The vibe is super comfortable rather than luxe, with plenty of public spaces in which to stretch out and relax, as well as a business centre. 

Ultimate World Cruise fares started at $117,995 in a veranda stateroom, the lowest cabin category available on Viking’s fleet of small, all-veranda ships.

Like all Viking itineraries, guests enjoy an included excursion in each port of call, unlimited wifi, all meals including alternate dining, beer and wine served with lunch and dinner, 24-hour room service, self-service laundry and complimentary access to the LivNordic Scandinavian spa.

Launched in 2017, Viking Sun offers eight destination-inspired dining options, including several specialty and alfresco options such as Manfredi’s for traditional Italian and Chef’s Table, where chefs serve up destination-inspired degustation menus paired with global wines - 125 in all and also 31 vintages of Armagnac. 

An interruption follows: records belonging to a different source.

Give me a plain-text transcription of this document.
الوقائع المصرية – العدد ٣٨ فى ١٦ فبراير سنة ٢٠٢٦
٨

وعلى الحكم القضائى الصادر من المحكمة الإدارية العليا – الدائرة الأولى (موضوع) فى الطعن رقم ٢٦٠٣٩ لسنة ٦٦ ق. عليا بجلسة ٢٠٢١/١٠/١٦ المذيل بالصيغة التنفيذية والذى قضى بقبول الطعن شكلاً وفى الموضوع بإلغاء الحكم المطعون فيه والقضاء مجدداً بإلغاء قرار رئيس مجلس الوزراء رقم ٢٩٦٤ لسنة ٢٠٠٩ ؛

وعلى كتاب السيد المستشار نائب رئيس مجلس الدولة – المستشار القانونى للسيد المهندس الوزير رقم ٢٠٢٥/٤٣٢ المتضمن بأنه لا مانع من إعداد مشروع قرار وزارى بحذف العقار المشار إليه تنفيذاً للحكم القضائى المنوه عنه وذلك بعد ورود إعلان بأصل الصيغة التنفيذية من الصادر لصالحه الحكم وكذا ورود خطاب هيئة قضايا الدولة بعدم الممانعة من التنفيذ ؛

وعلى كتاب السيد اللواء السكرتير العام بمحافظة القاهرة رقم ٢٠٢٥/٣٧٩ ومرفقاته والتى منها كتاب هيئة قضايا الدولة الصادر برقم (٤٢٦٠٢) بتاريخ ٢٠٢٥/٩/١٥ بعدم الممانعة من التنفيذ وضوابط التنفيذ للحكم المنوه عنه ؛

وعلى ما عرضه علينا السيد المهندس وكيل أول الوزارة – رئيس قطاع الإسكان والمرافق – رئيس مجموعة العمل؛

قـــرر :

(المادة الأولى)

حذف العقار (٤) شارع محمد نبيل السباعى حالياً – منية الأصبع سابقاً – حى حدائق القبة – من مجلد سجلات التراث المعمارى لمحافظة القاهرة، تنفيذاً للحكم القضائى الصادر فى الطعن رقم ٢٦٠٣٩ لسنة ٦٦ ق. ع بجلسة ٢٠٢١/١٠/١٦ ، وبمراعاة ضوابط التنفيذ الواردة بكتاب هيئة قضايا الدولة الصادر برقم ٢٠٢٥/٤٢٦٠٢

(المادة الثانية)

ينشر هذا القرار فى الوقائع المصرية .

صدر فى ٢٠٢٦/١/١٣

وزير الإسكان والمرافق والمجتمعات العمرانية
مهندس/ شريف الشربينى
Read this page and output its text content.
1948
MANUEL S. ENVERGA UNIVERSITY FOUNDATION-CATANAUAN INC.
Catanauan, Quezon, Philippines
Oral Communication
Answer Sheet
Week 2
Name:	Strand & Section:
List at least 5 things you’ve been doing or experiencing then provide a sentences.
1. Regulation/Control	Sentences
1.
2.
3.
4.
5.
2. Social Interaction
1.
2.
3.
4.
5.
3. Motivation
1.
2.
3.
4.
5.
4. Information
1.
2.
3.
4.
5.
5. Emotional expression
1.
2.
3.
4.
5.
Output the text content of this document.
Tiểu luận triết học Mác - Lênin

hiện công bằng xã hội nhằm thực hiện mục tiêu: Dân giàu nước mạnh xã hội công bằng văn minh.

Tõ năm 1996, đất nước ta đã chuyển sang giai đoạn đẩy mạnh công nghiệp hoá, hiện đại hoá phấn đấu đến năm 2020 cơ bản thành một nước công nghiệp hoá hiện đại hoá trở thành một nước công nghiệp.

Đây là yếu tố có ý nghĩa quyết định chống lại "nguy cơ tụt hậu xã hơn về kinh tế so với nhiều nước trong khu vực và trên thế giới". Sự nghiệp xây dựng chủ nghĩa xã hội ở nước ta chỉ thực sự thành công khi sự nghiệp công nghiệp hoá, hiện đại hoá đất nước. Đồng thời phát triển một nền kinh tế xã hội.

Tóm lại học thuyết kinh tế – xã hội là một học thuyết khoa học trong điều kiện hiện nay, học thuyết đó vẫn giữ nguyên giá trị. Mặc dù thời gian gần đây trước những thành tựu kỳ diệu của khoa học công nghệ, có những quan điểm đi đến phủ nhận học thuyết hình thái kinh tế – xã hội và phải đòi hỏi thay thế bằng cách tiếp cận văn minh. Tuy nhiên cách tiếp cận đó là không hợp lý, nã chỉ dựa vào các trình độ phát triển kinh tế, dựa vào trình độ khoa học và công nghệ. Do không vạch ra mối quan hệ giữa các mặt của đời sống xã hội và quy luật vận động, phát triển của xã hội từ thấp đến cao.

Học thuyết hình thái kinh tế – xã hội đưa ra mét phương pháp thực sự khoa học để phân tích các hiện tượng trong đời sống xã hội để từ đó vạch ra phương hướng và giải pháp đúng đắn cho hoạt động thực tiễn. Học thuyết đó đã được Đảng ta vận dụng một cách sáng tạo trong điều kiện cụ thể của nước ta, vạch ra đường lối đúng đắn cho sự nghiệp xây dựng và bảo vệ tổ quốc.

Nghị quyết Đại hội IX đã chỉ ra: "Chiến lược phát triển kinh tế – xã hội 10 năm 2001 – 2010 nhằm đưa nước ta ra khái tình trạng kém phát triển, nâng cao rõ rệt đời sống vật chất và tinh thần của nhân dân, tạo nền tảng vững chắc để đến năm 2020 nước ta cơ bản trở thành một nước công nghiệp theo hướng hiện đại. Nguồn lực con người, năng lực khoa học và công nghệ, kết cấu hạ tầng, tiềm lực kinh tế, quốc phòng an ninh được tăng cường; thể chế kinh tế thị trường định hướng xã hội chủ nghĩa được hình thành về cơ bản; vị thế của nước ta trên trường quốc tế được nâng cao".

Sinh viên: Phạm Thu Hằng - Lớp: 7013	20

There are libraries curated by Heywood Hill booksellers of London and a program of educational lectures.

Prior to arriving in Australia, Viking’s Ultimate World Cruise visited the UK, Scandinavia, Canada, the US, the Caribbean, South and Central America, New Zealand and a number of Pacific island nations. 

After spending nine days in Australian ports, Viking Sun will continue her journey through Asia, the Middle East, the Suez Canal and finally, returning to the Mediterranean.

Viking Sun will be joined by identical sister ship, Viking Orion, in Australian waters this summer. Viking Orion will offer eight local cruises from her seasonal Sydney and Auckland home ports, where she will be based for three months.